Association of Marquette University Women/Institute of Women’s Leadership Awards

swifts

Excellence Award

Dr. Debra Wehrle Stewart, Arts ’65 
Raleigh, N.C.

A leader in higher education policy, Dr. Debra Stewart relishes “the privilege of contributing to questions that matter.” She currently is a senior fellow at the National Opinion Research Center at the University of Chicago, where she studies how U.S. graduate schools are integrating artificial intelligence across operations. “AI has genuine potential to enhance the graduate experience, but it also carries risks that could diminish it,” she says.

Debra’s decision to attend Marquette was “a defining moment of my life,” she says. Guided by her high school mentor, Sister M. Georgine, SSJ, Grad ’56, Debra arrived on campus as a theater major in the fall of 1961. But she was unsettled to encounter the novel and diverse views expressed by her fellow students and professors and the reality that “I didn’t have the theatrical talent I thought I had,” she recalls.

“A great university education is one that pushes you far outside of your comfort zone, forces you to examine previously unexamined values and assumptions and teaches you tolerance — especially tolerance of viewpoint diversity,” she says. “Marquette did all that and more for me.”

She decided to study political science and philosophy, went on to graduate school and pursued a career that included roles as the dean of the graduate school at North Carolina State University and president of the Council of Graduate Schools.

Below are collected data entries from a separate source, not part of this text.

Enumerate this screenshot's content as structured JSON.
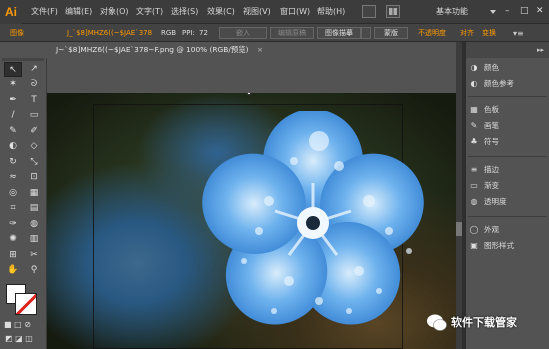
{
  "app": {
    "logo": "Ai",
    "title": "Adobe Illustrator"
  },
  "menubar": {
    "items": [
      "文件(F)",
      "编辑(E)",
      "对象(O)",
      "文字(T)",
      "选择(S)",
      "效果(C)",
      "视图(V)",
      "窗口(W)",
      "帮助(H)"
    ],
    "workspace": "基本功能",
    "window_controls": [
      "–",
      "□",
      "✕"
    ]
  },
  "control_bar": {
    "mode_label": "图像",
    "filename": "J_`$8]MHZ6((~$JAE`378",
    "color_mode": "RGB",
    "ppi_label": "PPI:",
    "ppi_value": "72",
    "embed_button": "嵌入",
    "edit_original_button": "编辑原稿",
    "image_trace_button": "图像描摹",
    "mask_button": "蒙版",
    "opacity_label": "不透明度",
    "align_label": "对齐",
    "transform_label": "变换"
  },
  "document_tab": {
    "label": "J~`$8]MHZ6((~$JAE`378~F.png @ 100% (RGB/预览)",
    "close": "×"
  },
  "tools": {
    "icons": [
      "selection-icon",
      "direct-selection-icon",
      "magic-wand-icon",
      "lasso-icon",
      "pen-icon",
      "type-icon",
      "line-icon",
      "rectangle-icon",
      "paintbrush-icon",
      "pencil-icon",
      "blob-brush-icon",
      "eraser-icon",
      "rotate-icon",
      "scale-icon",
      "width-icon",
      "free-transform-icon",
      "shape-builder-icon",
      "perspective-icon",
      "mesh-icon",
      "gradient-icon",
      "eyedropper-icon",
      "blend-icon",
      "symbol-sprayer-icon",
      "column-graph-icon",
      "artboard-icon",
      "slice-icon",
      "hand-icon",
      "zoom-icon"
    ],
    "glyphs": [
      "↖",
      "↗",
      "✶",
      "ᘐ",
      "✒",
      "T",
      "/",
      "▭",
      "✎",
      "✐",
      "◐",
      "◇",
      "↻",
      "⤡",
      "≈",
      "⊡",
      "◎",
      "▦",
      "⌗",
      "▤",
      "✑",
      "◍",
      "✺",
      "▥",
      "⊞",
      "✂",
      "✋",
      "⚲"
    ]
  },
  "panel": {
    "items": [
      {
        "icon": "color-icon",
        "glyph": "◑",
        "label": "颜色"
      },
      {
        "icon": "color-guide-icon",
        "glyph": "◐",
        "label": "颜色参考"
      },
      {
        "icon": "swatches-icon",
        "glyph": "▦",
        "label": "色板"
      },
      {
        "icon": "brushes-icon",
        "glyph": "✎",
        "label": "画笔"
      },
      {
        "icon": "symbols-icon",
        "glyph": "♣",
        "label": "符号"
      },
      {
        "icon": "stroke-icon",
        "glyph": "≡",
        "label": "描边"
      },
      {
        "icon": "gradient-icon",
        "glyph": "▭",
        "label": "渐变"
      },
      {
        "icon": "transparency-icon",
        "glyph": "◍",
        "label": "透明度"
      },
      {
        "icon": "appearance-icon",
        "glyph": "◯",
        "label": "外观"
      },
      {
        "icon": "graphic-styles-icon",
        "glyph": "▣",
        "label": "图形样式"
      }
    ]
  },
  "watermark": {
    "text": "软件下载管家"
  },
  "colors": {
    "accent": "#ff9a00",
    "menubar": "#3c3c3c",
    "panel": "#535353",
    "flower": "#4a9be0"
  }
}
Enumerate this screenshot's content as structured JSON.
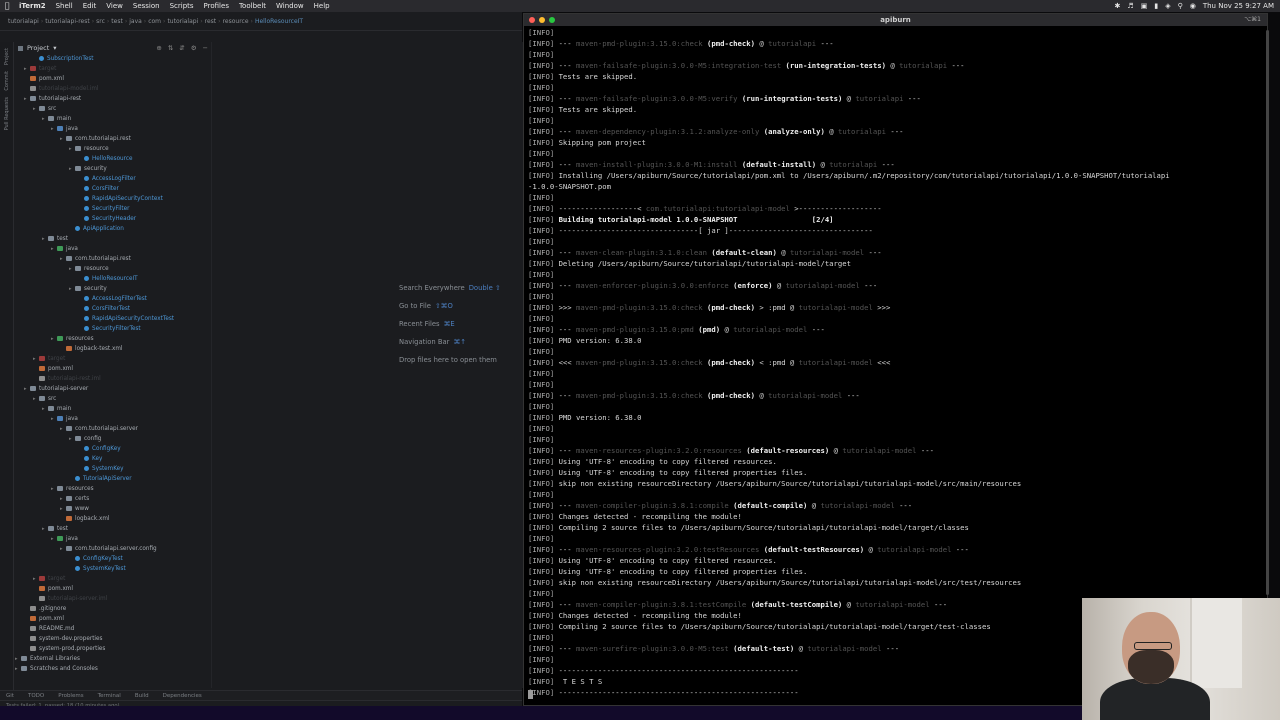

“I am deeply honored by this recognition from the university that shaped me so profoundly,” she says. “Marquette gave me the intellectual tools and moral foundation that have guided my entire career — the belief that rigorous thinking combined with a commitment to action can genuinely make the world better.”

Fun Facts

In 1962, as a sophomore at Marquette, Debra danced with Vice President Lyndon B. Johnson at the National Cherry Blossom Ball in Washington, D.C.

Name someone (past or present) with whom you'd like to have dinner.
I would love to host a dinner party with three remarkable women from the past: Mother Teresa, Simone de Beauvoir and Eleanor Roosevelt. If I could add one more guest, it would be my daughter, Cynthia — the living woman I most admire.